Ann Blair, Henry Charles Lea Professor of History; Matthew Harris, assistant professor of genetics and orthopedic surgery; Jill Lepore, David Woods Kemper ’41 Professor of American History; Meira Levinson, associate professor of education; and Gary Urton, Dumbarton Oaks Professor of Pre-Columbian Studies, receive Guggenheim Fellowships.
The University launches HarvardX for Allston, a new educational initiative stemming from HarvardX and run in partnership with the Ed Portal. The program will bring HarvardX content to the Allston-Brighton community and general public by offering programs that integrate the latest in virtual education technologies with opportunities for face-to-face interactions and discussion.
The No. 16 Harvard men’s lacrosse team does what no other Crimson team has done in 24 years, clinching the program’s first Ivy League championship since 1990 with an 11-10 win at No. 13 Yale.
Levent Alpoge ’14 is named a Churchill Scholar and will spend next year at the University of Cambridge. There, he will complete Part III of the university’s Mathematical Tripos and conduct research in analytic number theory, which will earn him a master of advanced study in mathematics degree.
May 2014
President Faust awards novelist Margaret Atwood the Harvard Arts Medal, calling her a “true social and moral force,” and praising her vast body of work, her creativity, and her “virtuosity of showing us the darkness.” Atwood’s appearance kicks off the annual Arts First festival.

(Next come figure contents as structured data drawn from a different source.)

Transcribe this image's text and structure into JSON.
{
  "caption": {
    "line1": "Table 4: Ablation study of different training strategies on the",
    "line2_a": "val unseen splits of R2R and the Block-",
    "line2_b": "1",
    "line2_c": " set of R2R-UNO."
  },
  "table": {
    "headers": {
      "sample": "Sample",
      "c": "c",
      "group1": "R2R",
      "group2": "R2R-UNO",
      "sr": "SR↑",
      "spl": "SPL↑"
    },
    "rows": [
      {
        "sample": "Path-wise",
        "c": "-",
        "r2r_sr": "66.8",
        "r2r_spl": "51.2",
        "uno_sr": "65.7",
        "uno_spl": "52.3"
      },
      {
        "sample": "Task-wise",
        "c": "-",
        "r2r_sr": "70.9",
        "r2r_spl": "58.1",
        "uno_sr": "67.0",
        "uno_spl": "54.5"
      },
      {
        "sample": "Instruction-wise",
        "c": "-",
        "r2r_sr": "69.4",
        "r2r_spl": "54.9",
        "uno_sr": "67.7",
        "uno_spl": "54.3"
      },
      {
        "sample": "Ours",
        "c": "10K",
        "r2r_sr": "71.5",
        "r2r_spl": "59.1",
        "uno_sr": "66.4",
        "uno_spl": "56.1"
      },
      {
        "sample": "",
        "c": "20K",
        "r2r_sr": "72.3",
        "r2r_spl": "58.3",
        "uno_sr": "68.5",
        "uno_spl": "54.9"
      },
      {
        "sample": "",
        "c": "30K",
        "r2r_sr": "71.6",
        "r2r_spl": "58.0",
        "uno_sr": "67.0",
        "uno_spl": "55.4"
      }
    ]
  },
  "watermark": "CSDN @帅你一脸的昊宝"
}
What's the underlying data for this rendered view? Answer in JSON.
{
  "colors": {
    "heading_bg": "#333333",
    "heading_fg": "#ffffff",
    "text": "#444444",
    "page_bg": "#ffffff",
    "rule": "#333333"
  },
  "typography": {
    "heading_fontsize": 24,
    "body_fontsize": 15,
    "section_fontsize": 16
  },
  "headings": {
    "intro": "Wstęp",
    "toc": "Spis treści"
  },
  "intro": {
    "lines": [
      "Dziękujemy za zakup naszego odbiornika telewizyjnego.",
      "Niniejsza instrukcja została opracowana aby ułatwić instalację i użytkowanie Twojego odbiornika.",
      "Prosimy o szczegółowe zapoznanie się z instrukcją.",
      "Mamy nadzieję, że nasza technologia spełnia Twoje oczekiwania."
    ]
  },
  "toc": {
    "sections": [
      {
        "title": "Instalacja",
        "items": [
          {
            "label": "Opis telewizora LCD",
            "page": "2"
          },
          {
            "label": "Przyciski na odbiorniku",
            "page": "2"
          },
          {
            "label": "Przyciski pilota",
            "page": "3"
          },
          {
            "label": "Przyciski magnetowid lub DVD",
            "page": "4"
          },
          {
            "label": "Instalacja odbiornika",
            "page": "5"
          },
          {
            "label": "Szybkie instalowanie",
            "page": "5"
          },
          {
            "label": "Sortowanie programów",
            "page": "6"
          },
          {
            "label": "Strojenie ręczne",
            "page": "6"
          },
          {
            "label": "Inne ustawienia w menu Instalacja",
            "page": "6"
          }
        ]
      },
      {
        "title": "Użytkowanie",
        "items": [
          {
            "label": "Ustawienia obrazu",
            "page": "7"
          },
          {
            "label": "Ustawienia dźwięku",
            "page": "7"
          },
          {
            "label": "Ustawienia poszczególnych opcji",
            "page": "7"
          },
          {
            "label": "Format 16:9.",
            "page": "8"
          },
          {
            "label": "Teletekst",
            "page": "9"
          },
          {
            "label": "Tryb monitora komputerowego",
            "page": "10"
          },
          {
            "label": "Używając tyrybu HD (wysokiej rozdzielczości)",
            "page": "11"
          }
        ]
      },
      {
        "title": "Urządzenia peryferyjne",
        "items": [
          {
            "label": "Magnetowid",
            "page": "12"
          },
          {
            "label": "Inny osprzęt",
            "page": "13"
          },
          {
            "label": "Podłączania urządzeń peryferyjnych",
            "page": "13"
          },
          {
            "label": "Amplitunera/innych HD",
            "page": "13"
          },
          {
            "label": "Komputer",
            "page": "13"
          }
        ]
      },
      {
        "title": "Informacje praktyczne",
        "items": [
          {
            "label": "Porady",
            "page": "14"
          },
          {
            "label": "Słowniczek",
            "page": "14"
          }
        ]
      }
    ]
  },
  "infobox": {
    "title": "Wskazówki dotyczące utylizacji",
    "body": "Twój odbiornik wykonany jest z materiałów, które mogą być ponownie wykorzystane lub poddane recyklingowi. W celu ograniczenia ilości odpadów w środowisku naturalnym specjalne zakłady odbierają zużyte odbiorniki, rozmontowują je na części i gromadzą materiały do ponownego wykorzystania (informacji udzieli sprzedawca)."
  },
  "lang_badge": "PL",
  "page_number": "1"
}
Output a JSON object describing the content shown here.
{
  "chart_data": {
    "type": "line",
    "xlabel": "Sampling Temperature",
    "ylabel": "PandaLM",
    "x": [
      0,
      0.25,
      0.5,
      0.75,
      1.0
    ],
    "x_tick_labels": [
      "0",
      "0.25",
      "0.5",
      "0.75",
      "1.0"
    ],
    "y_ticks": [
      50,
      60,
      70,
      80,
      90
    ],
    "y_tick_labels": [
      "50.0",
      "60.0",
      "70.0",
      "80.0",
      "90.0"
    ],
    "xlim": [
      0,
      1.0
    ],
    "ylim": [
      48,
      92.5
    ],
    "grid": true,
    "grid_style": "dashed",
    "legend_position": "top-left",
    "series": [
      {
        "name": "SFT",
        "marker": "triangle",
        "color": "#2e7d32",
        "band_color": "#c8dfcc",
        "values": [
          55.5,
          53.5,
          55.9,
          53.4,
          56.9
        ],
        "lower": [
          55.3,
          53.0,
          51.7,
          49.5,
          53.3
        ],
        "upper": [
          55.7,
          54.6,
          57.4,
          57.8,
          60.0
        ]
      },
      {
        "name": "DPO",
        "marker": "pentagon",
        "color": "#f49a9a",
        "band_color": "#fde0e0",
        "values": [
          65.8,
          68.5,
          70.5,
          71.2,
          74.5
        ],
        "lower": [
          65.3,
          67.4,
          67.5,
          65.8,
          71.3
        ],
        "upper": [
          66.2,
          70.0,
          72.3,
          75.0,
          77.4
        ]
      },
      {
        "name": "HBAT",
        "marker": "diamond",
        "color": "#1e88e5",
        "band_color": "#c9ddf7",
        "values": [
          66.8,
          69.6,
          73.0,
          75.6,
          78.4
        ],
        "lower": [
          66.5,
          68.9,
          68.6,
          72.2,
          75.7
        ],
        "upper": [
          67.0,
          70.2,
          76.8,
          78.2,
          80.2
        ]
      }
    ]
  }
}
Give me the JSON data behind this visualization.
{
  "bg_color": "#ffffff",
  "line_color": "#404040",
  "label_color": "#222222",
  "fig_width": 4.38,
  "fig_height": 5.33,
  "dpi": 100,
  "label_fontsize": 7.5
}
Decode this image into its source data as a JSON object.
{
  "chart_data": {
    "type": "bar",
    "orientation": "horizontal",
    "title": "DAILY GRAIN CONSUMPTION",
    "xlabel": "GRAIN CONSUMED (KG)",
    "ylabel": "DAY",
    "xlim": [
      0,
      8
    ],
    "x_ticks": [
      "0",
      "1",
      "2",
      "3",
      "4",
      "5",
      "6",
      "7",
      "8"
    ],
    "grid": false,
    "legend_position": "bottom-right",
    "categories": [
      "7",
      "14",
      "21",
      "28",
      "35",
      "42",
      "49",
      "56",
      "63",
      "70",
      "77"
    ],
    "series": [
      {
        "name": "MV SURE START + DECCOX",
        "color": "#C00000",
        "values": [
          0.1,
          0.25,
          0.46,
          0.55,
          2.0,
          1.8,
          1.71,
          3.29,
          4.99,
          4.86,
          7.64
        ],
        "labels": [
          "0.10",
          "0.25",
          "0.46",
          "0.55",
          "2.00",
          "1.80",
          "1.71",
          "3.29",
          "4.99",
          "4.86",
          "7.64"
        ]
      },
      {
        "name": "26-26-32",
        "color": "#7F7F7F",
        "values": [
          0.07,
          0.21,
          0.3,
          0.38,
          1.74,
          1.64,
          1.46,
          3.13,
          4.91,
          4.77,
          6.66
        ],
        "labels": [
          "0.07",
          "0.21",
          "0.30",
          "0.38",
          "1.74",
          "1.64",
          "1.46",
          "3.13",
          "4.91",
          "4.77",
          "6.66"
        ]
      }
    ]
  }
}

Radcliffe celebrates 15 years of the Radcliffe Institute, founded in 1999, and 135 years of Radcliffe, founded as the Harvard Annex in 1879.
Harvard’s Wyss Institute develops a new plastic from a natural element found in shrimp shells. The renewable plastic is strong enough for packaging and toys but once discarded quickly breaks down and enriches soil.
VACU Scan, an initiative to boost health care in developing countries, receives $70,000 as the winner of the 2014 President’s Challenge. Changing the game, or at least advancing possible solutions for some of the world’s greatest problems, has been the focus of the President’s Challenge since its inception three years ago.
Professors Amy Wagers and Lee Rubin of Harvard’s Department of Stem Cell and Regenerative Biology report that injections of a protein known as GDF11, which is found in humans as well as mice, improved the exercise capability of mice and improved function of the olfactory region of the brains in the older mice. The scientists previously demonstrated that GDF11 can make failing hearts in aging mice appear more like those of young and healthy mice.
A series of large paintings created for Harvard in 1962 by Mark Rothko are restored using an innovative digital projection system developed by a team at Harvard and the Massachusetts Institute of Technology that recaptures the works’ faded colors. The opening of the renovated and expanded Harvard Art Museums this November will feature the inaugural special exhibition “Mark Rothko’s Harvard Murals.”
More than 82 percent of the students admitted to the Class of 2018 plan to enroll at Harvard for the fall term. This is close to the highest yield in more than 40 years. The Class of 2018 will also be the one of the most diverse ever admitted to Harvard College.